Бредятина. Или же — коан, постичь который Ахтфаден не приспособлен, трансцендентная головоломка, что могла бы вывести его к мгновенью света… почти такая же прекрасная, как:
— Что в полете?
— Воля!
Подымаясь с Вассеркуппе, где реки Ульстер и Хауне вихляют туда и сюда картографическими формами, зеленые долы и горы, четверка, оставленная им внизу, подбирает белые амортизационные шнуры, только один смотрит вверх, прикрывая ладонью глаза, — Берт Фибель? но что тут в имени, с такой-то высоты? Ахтфаден ищет бури — поднырнем под этот гром играет у него в голове боевым маршем, — которая вскоре наваливается серыми утесами справа, росчерки молний до посинения колотят по горам, кокпит накоротко заливается светом… на самом краю. И вот тут, на грани, воздух подымется. От края грозы не отлипаешь уже с другим чувством — чуешь полет, ощущенье это — нигде, во всех нервах… если не отлипнешь от грани между прекрасными низинами и безумьем Донара, оно тебя не подведет, что бы там ни летало, этот негаснущий рывок вперед — и есть свобода? Неужто никто не сознает, какое это рабство — тяготение, — пока не достигнет грани бури?

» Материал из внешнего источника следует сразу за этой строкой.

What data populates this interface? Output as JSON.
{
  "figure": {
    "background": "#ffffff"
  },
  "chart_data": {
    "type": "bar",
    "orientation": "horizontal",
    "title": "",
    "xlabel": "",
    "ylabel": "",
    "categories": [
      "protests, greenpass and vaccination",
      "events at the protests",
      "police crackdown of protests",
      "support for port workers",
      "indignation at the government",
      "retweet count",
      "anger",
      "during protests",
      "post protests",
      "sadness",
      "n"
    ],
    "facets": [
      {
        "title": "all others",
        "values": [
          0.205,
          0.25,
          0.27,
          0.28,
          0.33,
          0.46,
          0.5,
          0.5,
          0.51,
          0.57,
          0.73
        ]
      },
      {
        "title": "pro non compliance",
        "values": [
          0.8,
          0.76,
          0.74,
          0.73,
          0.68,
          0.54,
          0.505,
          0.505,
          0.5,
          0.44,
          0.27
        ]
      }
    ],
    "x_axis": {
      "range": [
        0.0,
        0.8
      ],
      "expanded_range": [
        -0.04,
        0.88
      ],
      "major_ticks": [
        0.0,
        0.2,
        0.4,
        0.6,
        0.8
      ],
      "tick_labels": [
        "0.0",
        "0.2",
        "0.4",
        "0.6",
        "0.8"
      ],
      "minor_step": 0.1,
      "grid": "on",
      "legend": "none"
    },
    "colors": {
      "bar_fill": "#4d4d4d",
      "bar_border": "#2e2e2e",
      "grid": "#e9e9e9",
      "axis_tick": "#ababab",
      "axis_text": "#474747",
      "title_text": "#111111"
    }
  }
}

Некогда разбираться с головоломками. Шварцкоммандос уже здесь. Ахтфаден слишком много времени потерял на пышную Герду, на воспоминания. Вот они уже грохочут по трапам, трещат свое мумбо-юмбо, нипочем не догадаться, о чем, тут какая-то лингвистическая глухомань, и он боится. Чего им надо? Оставили бы его в покое — победа уже за ними, зачем же им еще и бедный Ахтфаден?
Им нужен «Шварцгерэт». Когда Энциан произносит это вслух, слово уже избыточно. Уже прозвучало в осанке, в линии рта. Остальные сгрудились за ним, оружие наперевес, полдюжины африканских лиц, задавили зеркала своей тьмою, красно-белыми с просинью глазищами, в которых прорисованы кровеносные сосуды.
— Мне поручили только часть. Ничего особенного. Честно.
— Аэродинамика особенна. — Энциан спокоен, неулыбчив.
— Там и другие были, из секции Гесснера. Конструкторы-механики. Я всегда работал в мастерской профессора-доктора Курцвега.
— Кто были остальные?
— Не помню.
— Так.
— Не бейте меня. Зачем мне что-то скрывать? Это правда. Нас держали отдельно. Я никого не знал в Нордхаузене. Пару человек в моей рабочей секции, и все. Клянусь. Те, кто занимался «Шварцгерэтом», — я никого не знаю. До самого первого дня, когда мы встретились с майором Вайссманом, я никого из них не видел. По именам друг друга не называли. Нам давали кодовые клички. Кто-то сказал — киношные. Других аэродинамиков звали «Шпёрри» и «Хаваш». Меня называли «Венк».
— В чем состояла ваша работа?
— Контроль веса. От меня им нужен был только сдвиг ЦТ[273] для устройства с данным весом. Сам вес был строго засекречен. Сорок с чем-то килограммов. 45? 46?
— Номера позиций, — вякает Андреас из-за плеча Энциана.
— Не помню. Все в хвосте. Помню, что нагрузка была асимметрична продольной оси. Ближе к Рулю III. Этот руль использовался для управления по рысканию…
— Это мы знаем.
— Вам надо потолковать со «Шпёрри» или «Хавашем». Это они проблему решили. Поговорите с Наведением. — Зачем я это…
— Зачем вы это сказали?
— Нет-нет, я просто над этим не работал, вот и все, наведение, боевая часть, силовая установка… спросите у них. Спросите у других.
— Вы имели в виду что-то другое. Кто работал с наведением?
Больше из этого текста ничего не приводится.